Pengawasan ketat dan penegakan sanksi terhadap pelanggaran menjadi kunci keberhasilan pemberlakuan pembatasan kegiatan masyarakat (PPKM) darurat. Lonjakan kasus Covid-19 yang dibiarkan berulang akan memukul dunia usaha.
Oleh
BM Lukita Grahadyarini
·3 menit baca
JAKARTA, KOMPAS — Pemberlakuan pembatasan kegiatan masyarakat darurat pada periode 3-20 Juli 2021 dinilai perlu dibarengi pengawasan yang ketat dan penegakan sanksi. Penutupan operasional pusat perbelanjaan untuk menekan lonjakan dinilai tidak efektif jika mobilitas masyarakat tidak dikendalikan dan diawasi.
Direktur PT Metropolitan Land Tbk (Metland) Wahyu Sulistyo mengemukakan, pihaknya memahami pembatasan jam operasional dan penghentian kegiatan di pusat perbelanjaan merupakan bagian dari upaya menekan penyebaran Covid-19. Akan tetapi, kinerja tiga pusat belanja yang dimiliki Metland bakal kembali terpuruk seperti halnya ketika pembatasan sosial berskala besar (PSBB) pada awal pandemi Covid-19 bulan Maret 2020.
Oleh karena itu, pihaknya berharap PPKM darurat dibarengi dengan pengawasan dan penegakan hukum terhadap pelanggaran serta percepatan vaksinasi. Dengan demikian, kebijakan itu bisa efektif menekan lonjakan kasus dan mempercepat pemulihan ekonomi. Tanpa keseriusan pengawasan, pemulihan Covid-19 bertambah berat dan kian memukul dunia usaha.
”Diperlukan insentif terhadap pusat perbelanjaan yang ditutup selama pemberlakuan PPKM darurat,” kata Wahyu saat dihubungi, Jumat (2/7/2021).
Secara terpisah, Ketua Umum Asosiasi Pengelola Pusat Belanja Indonesia (APPBI) Alphonzus Widjaja mengemukakan, lonjakan jumlah kasus positif Covid-19 sudah beberapa kali terjadi akibat tidak adanya konsistensi dalam penerapan protokol kesehatan. Oleh karena itu, penerapan PPKM darurat harus diimbangi dengan penegakan aturan secara tegas agar lonjakan kasus tidak terus berulang dan kian memukul dunia usaha.
”Masalah utama adalah tidak adanya konsistensi (penerapan protokol kesehatan). Ini harus diatasi dengan penegakan atas pemberlakuan pembatasan serta penerapan protokol kesehatan yang ketat dan disiplin,” katanya.

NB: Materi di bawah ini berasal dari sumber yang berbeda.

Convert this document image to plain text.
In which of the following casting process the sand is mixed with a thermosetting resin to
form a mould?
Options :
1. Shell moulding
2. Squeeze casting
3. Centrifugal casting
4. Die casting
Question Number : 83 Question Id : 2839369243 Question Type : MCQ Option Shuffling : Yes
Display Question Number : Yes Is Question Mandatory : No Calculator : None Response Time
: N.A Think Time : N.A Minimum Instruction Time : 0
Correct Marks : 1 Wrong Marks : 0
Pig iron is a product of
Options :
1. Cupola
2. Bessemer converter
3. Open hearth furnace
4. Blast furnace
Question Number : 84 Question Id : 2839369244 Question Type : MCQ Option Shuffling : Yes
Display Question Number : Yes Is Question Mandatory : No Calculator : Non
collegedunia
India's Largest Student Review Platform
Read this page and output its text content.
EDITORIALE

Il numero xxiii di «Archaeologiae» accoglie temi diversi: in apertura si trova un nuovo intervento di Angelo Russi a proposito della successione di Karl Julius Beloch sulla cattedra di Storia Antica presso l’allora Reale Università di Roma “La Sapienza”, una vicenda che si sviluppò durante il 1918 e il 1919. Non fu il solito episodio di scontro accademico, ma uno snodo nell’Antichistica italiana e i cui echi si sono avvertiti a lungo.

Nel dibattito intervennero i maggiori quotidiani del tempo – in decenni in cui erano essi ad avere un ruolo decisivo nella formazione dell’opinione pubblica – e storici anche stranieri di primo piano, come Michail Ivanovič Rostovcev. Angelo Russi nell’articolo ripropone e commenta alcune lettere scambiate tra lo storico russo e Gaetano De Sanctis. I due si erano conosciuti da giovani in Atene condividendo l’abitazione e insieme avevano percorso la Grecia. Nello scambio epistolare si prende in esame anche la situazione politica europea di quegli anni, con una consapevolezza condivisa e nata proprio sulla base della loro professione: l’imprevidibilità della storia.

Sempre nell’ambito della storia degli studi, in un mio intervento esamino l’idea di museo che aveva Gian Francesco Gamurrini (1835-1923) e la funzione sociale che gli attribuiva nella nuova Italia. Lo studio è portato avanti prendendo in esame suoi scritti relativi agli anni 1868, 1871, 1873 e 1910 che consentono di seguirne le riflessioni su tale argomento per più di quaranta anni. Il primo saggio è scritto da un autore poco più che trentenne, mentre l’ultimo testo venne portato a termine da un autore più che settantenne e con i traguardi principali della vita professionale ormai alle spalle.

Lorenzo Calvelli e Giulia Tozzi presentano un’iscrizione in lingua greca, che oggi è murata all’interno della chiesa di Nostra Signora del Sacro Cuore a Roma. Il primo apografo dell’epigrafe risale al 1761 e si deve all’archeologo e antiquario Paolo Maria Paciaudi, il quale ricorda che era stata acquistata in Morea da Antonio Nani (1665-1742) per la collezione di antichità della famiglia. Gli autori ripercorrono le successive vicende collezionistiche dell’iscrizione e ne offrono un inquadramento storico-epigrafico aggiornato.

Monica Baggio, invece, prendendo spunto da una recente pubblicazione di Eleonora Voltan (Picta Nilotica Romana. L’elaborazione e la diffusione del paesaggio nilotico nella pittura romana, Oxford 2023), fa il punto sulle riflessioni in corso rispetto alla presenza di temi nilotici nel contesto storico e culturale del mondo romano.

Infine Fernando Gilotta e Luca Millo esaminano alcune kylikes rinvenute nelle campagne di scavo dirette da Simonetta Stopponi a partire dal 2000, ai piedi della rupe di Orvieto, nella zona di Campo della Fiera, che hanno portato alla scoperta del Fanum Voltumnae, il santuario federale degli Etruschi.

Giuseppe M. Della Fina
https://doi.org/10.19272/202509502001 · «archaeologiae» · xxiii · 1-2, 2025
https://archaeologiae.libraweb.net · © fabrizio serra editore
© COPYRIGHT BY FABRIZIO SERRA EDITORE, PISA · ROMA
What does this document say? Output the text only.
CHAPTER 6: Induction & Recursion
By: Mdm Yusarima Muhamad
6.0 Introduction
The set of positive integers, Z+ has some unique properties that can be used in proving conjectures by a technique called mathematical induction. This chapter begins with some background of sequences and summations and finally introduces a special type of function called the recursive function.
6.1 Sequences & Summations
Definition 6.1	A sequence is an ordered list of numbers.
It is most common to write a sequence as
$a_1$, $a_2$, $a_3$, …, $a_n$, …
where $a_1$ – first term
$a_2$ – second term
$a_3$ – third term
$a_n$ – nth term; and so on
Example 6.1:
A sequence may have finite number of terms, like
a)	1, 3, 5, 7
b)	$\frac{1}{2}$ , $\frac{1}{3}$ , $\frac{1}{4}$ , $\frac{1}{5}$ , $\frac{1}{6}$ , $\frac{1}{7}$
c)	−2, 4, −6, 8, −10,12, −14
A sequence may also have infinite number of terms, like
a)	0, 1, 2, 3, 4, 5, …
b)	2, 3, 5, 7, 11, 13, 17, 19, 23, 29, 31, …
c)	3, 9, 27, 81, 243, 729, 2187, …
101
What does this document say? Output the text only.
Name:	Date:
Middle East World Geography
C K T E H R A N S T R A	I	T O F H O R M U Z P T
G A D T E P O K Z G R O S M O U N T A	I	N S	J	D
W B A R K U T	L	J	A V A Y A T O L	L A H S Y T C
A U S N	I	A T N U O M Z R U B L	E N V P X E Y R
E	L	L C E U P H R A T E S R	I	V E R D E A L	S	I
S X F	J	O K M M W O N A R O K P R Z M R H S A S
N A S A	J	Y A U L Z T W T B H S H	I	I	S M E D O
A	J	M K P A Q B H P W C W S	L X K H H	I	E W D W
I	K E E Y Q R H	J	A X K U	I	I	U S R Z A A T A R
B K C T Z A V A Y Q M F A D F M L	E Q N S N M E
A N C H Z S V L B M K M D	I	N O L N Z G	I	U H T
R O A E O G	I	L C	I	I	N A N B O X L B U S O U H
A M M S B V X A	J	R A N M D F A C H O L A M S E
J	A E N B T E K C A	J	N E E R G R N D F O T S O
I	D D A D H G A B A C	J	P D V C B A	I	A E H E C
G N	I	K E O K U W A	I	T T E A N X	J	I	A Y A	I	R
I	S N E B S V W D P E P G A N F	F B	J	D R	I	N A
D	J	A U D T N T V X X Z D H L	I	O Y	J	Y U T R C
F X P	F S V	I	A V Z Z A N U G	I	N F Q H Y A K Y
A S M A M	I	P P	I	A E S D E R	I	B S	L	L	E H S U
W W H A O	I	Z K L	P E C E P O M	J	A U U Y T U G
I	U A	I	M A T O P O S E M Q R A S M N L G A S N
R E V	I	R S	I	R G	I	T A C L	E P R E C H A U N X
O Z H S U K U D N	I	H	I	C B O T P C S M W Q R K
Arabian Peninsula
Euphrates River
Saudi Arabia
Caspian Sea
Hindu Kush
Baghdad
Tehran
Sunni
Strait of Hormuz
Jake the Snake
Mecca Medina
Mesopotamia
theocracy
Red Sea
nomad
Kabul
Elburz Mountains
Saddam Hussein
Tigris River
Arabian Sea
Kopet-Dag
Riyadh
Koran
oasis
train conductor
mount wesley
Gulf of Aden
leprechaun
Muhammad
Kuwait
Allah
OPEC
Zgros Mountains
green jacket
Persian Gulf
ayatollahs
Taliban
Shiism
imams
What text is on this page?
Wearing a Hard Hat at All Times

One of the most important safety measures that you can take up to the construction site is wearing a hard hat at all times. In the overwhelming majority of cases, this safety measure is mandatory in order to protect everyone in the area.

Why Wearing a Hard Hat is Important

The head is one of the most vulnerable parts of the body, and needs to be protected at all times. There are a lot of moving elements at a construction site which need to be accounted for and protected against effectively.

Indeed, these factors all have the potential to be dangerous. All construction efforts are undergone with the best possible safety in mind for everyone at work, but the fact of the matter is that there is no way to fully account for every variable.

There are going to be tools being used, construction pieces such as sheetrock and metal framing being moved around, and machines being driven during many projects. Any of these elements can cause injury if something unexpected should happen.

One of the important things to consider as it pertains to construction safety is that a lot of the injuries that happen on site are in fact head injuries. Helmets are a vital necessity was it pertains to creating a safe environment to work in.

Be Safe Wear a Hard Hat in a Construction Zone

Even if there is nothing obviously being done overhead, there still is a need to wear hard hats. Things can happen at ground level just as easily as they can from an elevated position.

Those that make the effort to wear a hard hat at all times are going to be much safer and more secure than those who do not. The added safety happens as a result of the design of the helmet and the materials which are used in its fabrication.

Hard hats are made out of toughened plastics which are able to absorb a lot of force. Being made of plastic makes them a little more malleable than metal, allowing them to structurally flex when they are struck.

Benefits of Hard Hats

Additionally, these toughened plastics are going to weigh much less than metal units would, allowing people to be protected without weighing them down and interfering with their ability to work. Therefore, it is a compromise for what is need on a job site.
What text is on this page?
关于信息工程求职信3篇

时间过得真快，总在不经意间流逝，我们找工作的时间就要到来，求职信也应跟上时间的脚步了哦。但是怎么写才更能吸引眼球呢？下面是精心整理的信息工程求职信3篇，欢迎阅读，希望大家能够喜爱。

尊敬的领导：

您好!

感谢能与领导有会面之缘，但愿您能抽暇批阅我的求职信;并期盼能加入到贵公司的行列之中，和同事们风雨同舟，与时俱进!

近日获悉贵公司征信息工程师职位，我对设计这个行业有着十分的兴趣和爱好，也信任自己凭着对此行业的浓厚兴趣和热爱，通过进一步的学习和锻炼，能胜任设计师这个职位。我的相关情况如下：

Lonjakan jumlah kasus positif Covid-19 sudah beberapa kali terjadi akibat tidak adanya konsistensi dalam pemberlakuan protokol kesehatan.
Menurut Alphonzus, penutupan operasional pusat perbelanjaan selama pemberlakuan PPKM darurat akan menambah keterpurukan di tengah kondisi usaha yang belum pulih. Meski kondisi pusat perbelanjaan per semester I-2021 berangsur membaik dibandingkan dengan tahun lalu, tetapi masih mengalami defisit karena pembatasan jumlah pengunjung hingga 50 persen.
”Jika penutupan operasional terus berkepanjangan, akan banyak pekerja yang dirumahkan dan jika keadaan terus berlarut, akan terjadi lagi pemutusan hubungan kerja,” ujarnya.
Ketua Umum Asosiasi Pengusaha Ritel Indonesia (Aprindo) Roy Mande menambahkan, PPKM darurat perlu diikuti komitmen pengawasan ketat hingga penindakan tegas terhadap pelanggaran guna menghasilkan efek jera bagi masyarakat dan pelaku industri yang tidak patuh dan lalai.
Penutupan pusat perbelanjaan di Jawa dan Bali diprediksi akan memukul omzet ritel hingga 60-65 persen bulan ini. Langkah penutupan kegiatan pusat perbelanjaan dan sejumlah gerai ritel diharapkan tidak berlarut-larut yang berujung pada terpuruknya usaha.
”Apabila pengawasan dan penegakan sanksi tidak dilakukan, kami ragu PPKM darurat akan efektif. Jangan sampai pengorbanan kami dengan menutup pusat belanja dan ritel menjadi sia-sia,” kata Roy.
Hingga saat ini, sebanyak 200.000 pekerja ritel yang tergabung dalam Aprindo sudah tervaksin. Jumlah ini diperkirakan setara dengan sekitar 25 persen dari total pekerja ritel di Indonesia.